Much has been written about South Africa in the international press in recent months. Most of these articles have focused on the problems and challenges South Africa faces: the fatal triangle of poverty, inequality and unemployment, the fight against corruption, the lack of growth, the need to attract foreign investment. I have to admit that I, myself, have also been pointing at these and other challenges. But the election last week showed us again what's making South Africa so special and exemplary, and, yes, a beacon of hope:
Its democracy is vibrant, robust and competitive. 25 years after the end of apartheid, that's a joy to see. And that's by no means a given.
South Africa's election last week was something to watch and to remember. It moved and impressed me in equal measure.
I was out crisscrossing Alexandra on election day, talking to voters and IEC officials at a number of polling stations. I was impressed by the joyous, peaceful atmosphere – men and women, young and old, South Africans from all walks of life heading out to cast their vote.
The Electoral Commission of South Africa (IEC) did a tremendous job in preparing and running this election – which was judged free and fair by international observers.
I was particularly impressed that the IEC introduced new, innovative instruments that I believe we Europeans can learn a great deal from. Take the important issue of “fake news” and disinformation surrounding an(y) election. What is fact and what is fiction when it comes to social media? What is truth and what is propaganda, possibly peddled to derail elections and mislead voters? To tackle this problem, the IEC cooperated with media research organisation Media Monitoring Africa (MMA) and set up an online complaints platform – the Real 411 – where people were able to lodge suspected cases of “fake news” and disinformation.
To anyone as old as me: “the 411” is a term cooler and younger people use to describe “information” – so my children tell me. It is an impressive project. I had the chance to discuss the platform with IEC commissioner Janet Love, MMA experts and senior journalists during a panel discussion at the Goethe-Institut Johannesburg two days before the election. The main thing I learned is how little I still know – about how “fake news” works, how disinformation challenges the profession of journalism and how misinformation risks shaping our political discourse.
One thing, however, is crystal clear: all our democracies need to tackle this scourge, particularly during election time. Social media is a fantastic instrument – no doubt. But this always-on world of bots, likes and shares is also questioning long-held assumptions about what is driving debates in our democracies. With the European elections just two weeks away, the topic is vividly debated in Germany and elsewhere in Europe at the moment.
There are further aspects of the IEC's work on this election that we Europeans have looked at with great interest. Take the IEC results operations centre (ROC) – a sort of giant state-of-the art newsroom – that was set up in Pretoria during the count of votes.
Nothing like that exists in my country, or any othe country I know. In Germany, each political party organises its own election get-together, while our TV stations publish exit polls from the seclusion of their studios. A hub like the ROC – where scores of politicians, journalists, party officials, think tankers and diplomats mingle while the results are projected on screens in real-time? Unheard of! What a great space and how symbolic for South Africa's vibrant democracy. Where else would you find reporters, politicians and pundits all gathered in the same room for an immediate take on results?

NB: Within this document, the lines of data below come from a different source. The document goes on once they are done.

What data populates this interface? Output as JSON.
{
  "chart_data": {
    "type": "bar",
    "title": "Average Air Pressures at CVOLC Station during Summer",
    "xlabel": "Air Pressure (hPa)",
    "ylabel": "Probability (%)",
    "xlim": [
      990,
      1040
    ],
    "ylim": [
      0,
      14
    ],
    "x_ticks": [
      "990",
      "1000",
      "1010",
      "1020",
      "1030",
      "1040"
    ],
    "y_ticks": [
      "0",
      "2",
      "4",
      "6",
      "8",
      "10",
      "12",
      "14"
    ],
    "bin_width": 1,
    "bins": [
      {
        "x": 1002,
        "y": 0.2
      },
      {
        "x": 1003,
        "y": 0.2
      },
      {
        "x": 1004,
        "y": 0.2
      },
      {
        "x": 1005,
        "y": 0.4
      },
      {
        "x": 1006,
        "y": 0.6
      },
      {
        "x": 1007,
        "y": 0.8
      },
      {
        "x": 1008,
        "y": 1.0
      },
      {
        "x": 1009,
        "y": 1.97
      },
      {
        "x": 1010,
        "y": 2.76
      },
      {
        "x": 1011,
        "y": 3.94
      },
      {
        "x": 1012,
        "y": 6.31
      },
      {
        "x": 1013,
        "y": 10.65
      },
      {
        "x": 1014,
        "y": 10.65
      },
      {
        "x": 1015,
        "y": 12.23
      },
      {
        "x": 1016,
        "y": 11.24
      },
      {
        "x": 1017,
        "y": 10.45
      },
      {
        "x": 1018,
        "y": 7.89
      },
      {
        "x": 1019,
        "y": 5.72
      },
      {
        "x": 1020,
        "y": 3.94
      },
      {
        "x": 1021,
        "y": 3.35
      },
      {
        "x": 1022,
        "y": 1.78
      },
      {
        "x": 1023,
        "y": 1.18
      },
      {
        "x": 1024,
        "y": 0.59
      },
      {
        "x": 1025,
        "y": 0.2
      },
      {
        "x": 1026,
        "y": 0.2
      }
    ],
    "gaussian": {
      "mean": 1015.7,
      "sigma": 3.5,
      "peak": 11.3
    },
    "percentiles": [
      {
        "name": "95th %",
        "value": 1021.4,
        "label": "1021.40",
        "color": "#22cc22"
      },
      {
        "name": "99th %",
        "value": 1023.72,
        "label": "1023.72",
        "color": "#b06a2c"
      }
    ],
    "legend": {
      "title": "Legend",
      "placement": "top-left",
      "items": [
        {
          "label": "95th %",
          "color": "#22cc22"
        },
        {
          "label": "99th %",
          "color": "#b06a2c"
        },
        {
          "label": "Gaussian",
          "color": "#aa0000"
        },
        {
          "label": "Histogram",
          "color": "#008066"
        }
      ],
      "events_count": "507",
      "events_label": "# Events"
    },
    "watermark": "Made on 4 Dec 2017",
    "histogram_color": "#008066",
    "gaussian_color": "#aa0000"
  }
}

Some of my colleagues told me the whole set-up reminded them of the logistical superlatives of an EU summit. Maybe – but without the Brussels rain, that's for sure, and with unambiguous results in facts and figures.
Whether in Brussels, Pretoria or Berlin, we all still face many challenges when it comes to elections. Voter participation certainly is a key one; getting young people out to vote in particular. South Africa unfortunately is no exception. Many young people across the globe are standing up for their beliefs, defending them in debates and on the street: student protests, #FeesMustFall, the fight against climate change led by brave activists like Swedish teenager Greta Thunberg. It's good to see such energy, passion and engagement. However, it's our challenge to also translate that into more participation at elections. It must be clear to the next generation that their future is decided at the ballot box.
Democracy is never a finished product. It is something we have to fight for, build, defend and develop. Conducting elections that live up to the challenges of the 21st century is a major cornerstone on that path. That's what last week was all about.
- Martin Schäfer is German ambassador to South Africa.